Shlain’s idea is that largely words are masculine and images are feminine. His enthralling argument is that the advent of literacy reinforced the brain’s analytical part – catalysed its development. This part of the brain is linear, abstract and predominantly masculine. This was at the expense of the other older parts of the brain which are holistic, concrete, visual and feminine. This made the balance between men and women shift, initiating – thousands of years ago – the disappearance of goddess worship, the abhorrence of images, the decline of women’s social and political status and “a long reign of patriarchy and misogyny”.
It is certainly true that for millennia information and power were in the hands of the literate (or their masters) – who for most of the last three thousand years have been men. Only in the second half of the last century did television mean that you could know a broad range of stuff without reading about them. He says “Since WW2, the technologies of information transfer have transformed the foundations of world culture, and in the process, helped it balance feminine and masculine. Iconic information proliferating through the use of television, computers… the internet have enhanced, and will continue to enhance, the positions in society of images, women’s rights.

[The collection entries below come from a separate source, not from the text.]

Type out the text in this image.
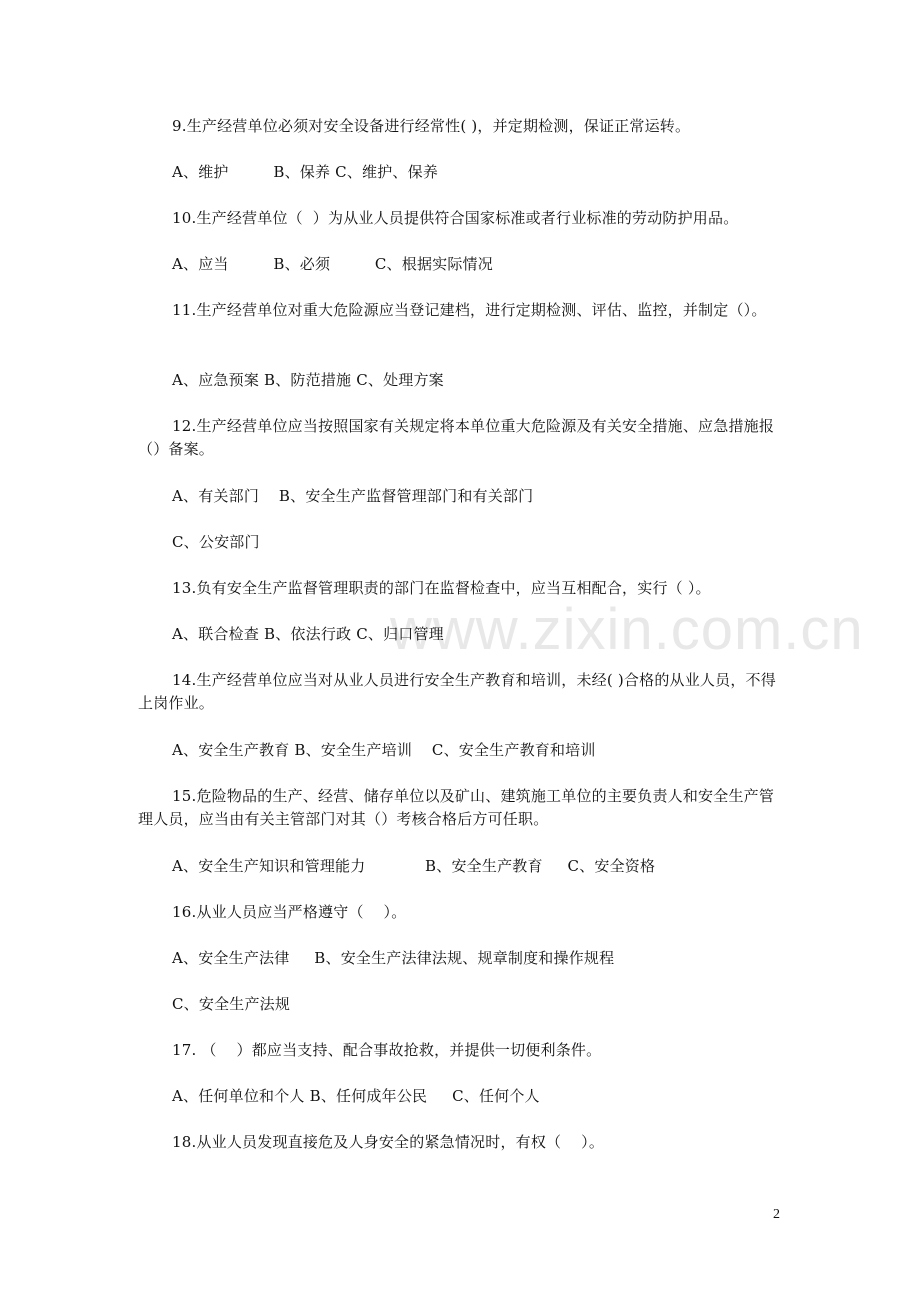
www.zixin.com.cn
9.生产经营单位必须对安全设备进行经常性( )，并定期检测，保证正常运转。
A、维护         B、保养 C、维护、保养
10.生产经营单位（  ）为从业人员提供符合国家标准或者行业标准的劳动防护用品。
A、应当         B、必须         C、根据实际情况
11.生产经营单位对重大危险源应当登记建档，进行定期检测、评估、监控，并制定（）。
A、应急预案 B、防范措施 C、处理方案
12.生产经营单位应当按照国家有关规定将本单位重大危险源及有关安全措施、应急措施报（）备案。
A、有关部门    B、安全生产监督管理部门和有关部门
C、公安部门
13.负有安全生产监督管理职责的部门在监督检查中，应当互相配合，实行（ ）。
A、联合检查 B、依法行政 C、归口管理
14.生产经营单位应当对从业人员进行安全生产教育和培训，未经( )合格的从业人员，不得上岗作业。
A、安全生产教育 B、安全生产培训    C、安全生产教育和培训
15.危险物品的生产、经营、储存单位以及矿山、建筑施工单位的主要负责人和安全生产管理人员，应当由有关主管部门对其（）考核合格后方可任职。
A、安全生产知识和管理能力            B、安全生产教育     C、安全资格
16.从业人员应当严格遵守（    ）。
A、安全生产法律     B、安全生产法律法规、规章制度和操作规程
C、安全生产法规
17. （    ）都应当支持、配合事故抢救，并提供一切便利条件。
A、任何单位和个人 B、任何成年公民     C、任何个人
18.从业人员发现直接危及人身安全的紧急情况时，有权（    ）。
2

The new season of Mad Men opens with a vignette of just how seriously ad men took ad women in the 1970s when Peggy and Joan get humiliated in a meeting by suits from the parent agency. At all of the conferences last month, a key question raised was the minority of women on stage. Fingers have been pointed this month at the 2015 Circulo Creativo USH ideas jury without a single woman judge.
A panel without women might be a very definition of a 1st world problem. It obviously pales into insignificance with continuing violence to women across the globe. However anyway you consider the situation in the first world there is still a long way to go. I hope Shlain and Mendelsohn are both right and that the Visual Web accelerates innate positivity to gender equality.